My grandparents’ marriage was a love match. Their fathers were both bankers and I think knew each other as business partners. They were from two different towns in Germany. Manna talked about being introduced to sons in various families, so there was probably a little bit of planning on the parents’ parts. But Manna didn’t do anything she didn’t want to do.

She went back to Germany after war had broken out in Europe but before the US had declared war. We have this packet of stateless-person papers, because the Nazis cancelled Jews’ passports. The paperwork says she’s traveling on the papers because of the so-called Aryan laws, and it’s typed out, ‘Aryan laws.’ Even thought she was insulated from danger because the family had money, I can’t imagine getting on a ship back to Europe in 1939 and going to tell your family, “You’ve got to get out!” [In fact, she went to visit her sick father in Switzerland].

Non-Aryan
Excerpt of Manna’s US non-resident alien papers. It reads, “according to the new German Law, she is a “Non-Aryan”.

Today, I have German citizenship. They call it ‘reclaiming’ citizenship and I got it in 2012. At the time I joked, “Oh, you know, it’s insurance if things ever get strange in the US. Wouldn’t it be ironic?” When I picked up the naturalization document at the German Consulate in LA there was this stereotypical German man working at the service window. I said, “I’m here for my naturalization papers.” He said something to me in German, and I said, “I’m sorry, I don’t speak German.” He made some comment and I just thought, “F**k you.”

The Muslim ban in January made me wonder if we should leave, but it didn’t apply to citizens and I think that would be the line: if there’s demonization of people with US citizenship. It’s not a moral line, it’s a legal line, but if we start revoking the citizenship of US citizens based on country of birth or travel history, I think I’m out. I have friends who say, “We’re people of privilege, we should stay and fight.” But I think there are cycles in history and I’m not convinced individuals can stand in the face of them. I mean, certainly they can, it’s morally important, but I don’t think it’s effective. The lesson in my family—which had money in Germany, versus my husband’s family in Poland, which didn’t—is that there are windows in which you can get out administratively, and the people who got out lived, and the people who didn’t died. I don’t think we’re there, but I also don’t think we’re special or different as Americans. I hope we are, but… institutions are just habits. They’re nothing. When they’re broken, they’re broken. They can end.

Manna 1938 Passport
Manna’s photo in her 1938 German passport. Note the swastikas on the stamps, gripped in the eagles’ talons.

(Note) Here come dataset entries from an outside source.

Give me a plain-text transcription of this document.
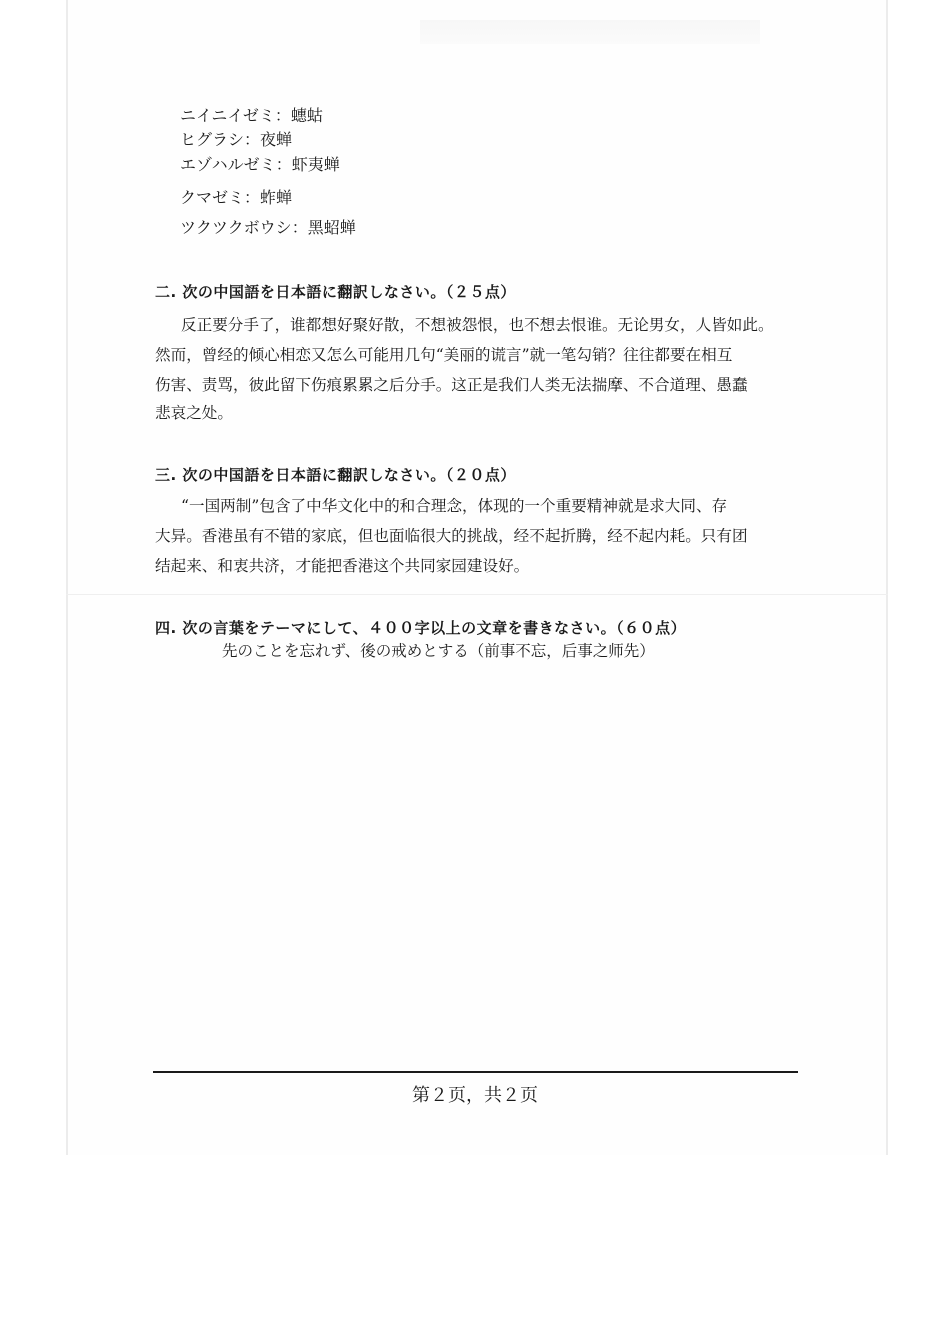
ニイニイゼミ：蟪蛄
ヒグラシ：夜蝉
エゾハルゼミ：虾夷蝉
クマゼミ：蚱蝉
ツクツクボウシ：黑蛁蝉
二. 次の中国語を日本語に翻訳しなさい。（２５点）
反正要分手了，谁都想好聚好散，不想被怨恨，也不想去恨谁。无论男女，人皆如此。
然而，曾经的倾心相恋又怎么可能用几句“美丽的谎言”就一笔勾销？往往都要在相互
伤害、责骂，彼此留下伤痕累累之后分手。这正是我们人类无法揣摩、不合道理、愚蠢
悲哀之处。
三. 次の中国語を日本語に翻訳しなさい。（２０点）
“一国两制”包含了中华文化中的和合理念，体现的一个重要精神就是求大同、存
大异。香港虽有不错的家底，但也面临很大的挑战，经不起折腾，经不起内耗。只有团
结起来、和衷共济，才能把香港这个共同家园建设好。
四. 次の言葉をテーマにして、４００字以上の文章を書きなさい。（６０点）
先のことを忘れず、後の戒めとする（前事不忘，后事之师先）
第２页，共２页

The back story to all of this is my life is shaken up right now. I’ve been looking for a job for about 14 months. I have a PhD in political science, I speak French. I can be a researcher or teacher, but I don’t have a job right now. I’m sure that has an impact on how I’m feeling about the country as a whole. The personal sense of rejection from the economy matters, the fact that on first glance, what would I be losing by leaving? What am I rooted to here right now? That makes it easier. My husband and I don’t own property, we don’t have kids. It’s easy for me to say I want to leave.

It’s an interesting lens on how much circumstances play into big life choices. Manna left Germany because she was 24 and she was pissed. She didn’t have the roots that would hold her and make it more complicated to leave. She was a young person, she wasn’t married yet. Whereas her parents’ generation, they owned a bank, they owned a home. Her husband Walter, my grandfather, was seven years older. He was more established, he had a career. She went to him and said, “It’s time to go.” At least that’s the family lore. I don’t know all the details. I think partly it was force of character and partly it was her age and circumstances. You have a different view when you aren’t rooted to a particular place.

She was not prescriptive, but I have lots of things that, in my mind, I learned from her. My mom died when I was young, so my relationship with Manna was direct, not mediated through my mom. Manna was unapologetically her own person. She knew what she thought. I’m more shy and self-censoring, at least at this point in my life—though more than one family member has said I resemble her. Manna, if you could sum her up, it was, “Don’t take sh*t from anybody.” Like, you might not be right, but there’s nothing to say they’re right, either.